Microstructure Design,Preparation And Gas Sensing Properties Of Nano-Co₃O₄

Metal-oxide semiconductor gas sensor has advantages of high sensitivity, fast response, small size, low energy consumption and costs, and easy to operate. Metal-oxide semiconductor with special morphology and exposing special crystal face is benefical to improve gas sensing properties. In this study, different morphologies Co3O4 were prepared by hydrothermal, solvothermal and electrospinning methods. Finally, we discussed the influence of dopant metal ions and surface modifier heterojunction on morphologies, microstructure and gas sensing properties of Co3O4.Nanosheets and nanorods Co3O4 were synthesized by adopting Co(NO3)2?6H2O or Co(Ac)2?4H2O as raw material and a certain amount of surfactant through hydrothermal or solvothermal method. Co3O4 fiber was prepared by electrospinning method using Co(NO3)2?6H2O as raw materials, ethanol and DMF as solvent, and PVP as binder after sintered. The gas sensing properties of Co3O4 nanosheets is better than other morphologies. As the interatomic distance of Co2+ ions in(111) face and the amount of dangling bonds are larger. The sensitivity of Co3O4 nanosheets to 100 ppm acetone attained 2.54.The influence of dopant metal ions on microstructure and gas sensing properties of Co3O4 was discussed. The dopant Ti4+ ions and W6+ ions displaced Co2+ ions in lattice causing lattice distortion but didn't create new phase nor disdruct the orientation of nanosheets. The sensitivity of 1mol% W-doped Co3O4 nanosheets to 1000 ppm acetone attained 5.06. As the doping concentration is moderate, 1mol% W-doped Co3O4 nanosheets had a big change in hole accumulation layer resistance and more dangling bonds, this sample exhibited best acetone sensing properties.In this study, we used ZnO modifying Co3O4 nanosheets. Zn O and Co3O4 formed ZnCo2O4 phase during heat treatment.

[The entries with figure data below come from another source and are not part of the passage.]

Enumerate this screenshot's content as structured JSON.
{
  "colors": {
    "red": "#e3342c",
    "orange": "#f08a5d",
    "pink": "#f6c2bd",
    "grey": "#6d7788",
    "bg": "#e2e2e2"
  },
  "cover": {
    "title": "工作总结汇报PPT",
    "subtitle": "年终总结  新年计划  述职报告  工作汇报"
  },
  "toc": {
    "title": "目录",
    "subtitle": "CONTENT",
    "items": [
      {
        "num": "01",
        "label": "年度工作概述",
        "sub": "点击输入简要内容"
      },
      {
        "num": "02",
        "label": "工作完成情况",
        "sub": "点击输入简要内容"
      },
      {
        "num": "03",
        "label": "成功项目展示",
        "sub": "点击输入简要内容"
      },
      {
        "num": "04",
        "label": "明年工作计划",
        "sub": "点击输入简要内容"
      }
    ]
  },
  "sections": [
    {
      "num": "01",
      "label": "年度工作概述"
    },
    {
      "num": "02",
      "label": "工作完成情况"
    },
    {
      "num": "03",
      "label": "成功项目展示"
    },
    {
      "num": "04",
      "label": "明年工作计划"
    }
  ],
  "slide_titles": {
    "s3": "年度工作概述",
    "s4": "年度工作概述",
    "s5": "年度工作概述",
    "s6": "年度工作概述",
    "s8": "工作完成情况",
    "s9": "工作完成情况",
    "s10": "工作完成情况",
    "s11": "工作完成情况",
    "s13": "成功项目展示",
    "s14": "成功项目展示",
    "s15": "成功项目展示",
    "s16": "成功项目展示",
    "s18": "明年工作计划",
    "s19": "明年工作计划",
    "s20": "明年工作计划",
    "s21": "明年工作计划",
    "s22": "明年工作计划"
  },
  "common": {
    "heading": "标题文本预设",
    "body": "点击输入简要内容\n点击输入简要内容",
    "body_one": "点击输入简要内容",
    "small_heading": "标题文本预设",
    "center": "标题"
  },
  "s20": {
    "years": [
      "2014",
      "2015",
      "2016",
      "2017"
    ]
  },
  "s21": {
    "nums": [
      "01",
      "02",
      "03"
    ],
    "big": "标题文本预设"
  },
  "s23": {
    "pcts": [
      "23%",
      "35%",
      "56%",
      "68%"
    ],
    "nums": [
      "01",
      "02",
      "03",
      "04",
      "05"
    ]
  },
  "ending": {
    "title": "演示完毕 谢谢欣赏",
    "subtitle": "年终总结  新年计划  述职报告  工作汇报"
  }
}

When ZnCo2O4 and Co3O4 formed p-p heterojunction, band of the p type semiconductor bended and built-in electric field formed, while the width of the gap increases. As a result, the sensitivity increased. The influence of interaction of dopant metal ions and heterojunction modifier on gas sensing properties of Co3O4 was discussed. The properties deteriorated for Zn2+ ions diluting the effect of high valence W6+ ions and the interaction of two kinds of heterojunction. The above work provides experimental basis and theoretical reference for the research of p-type semiconductor gas sensing materials.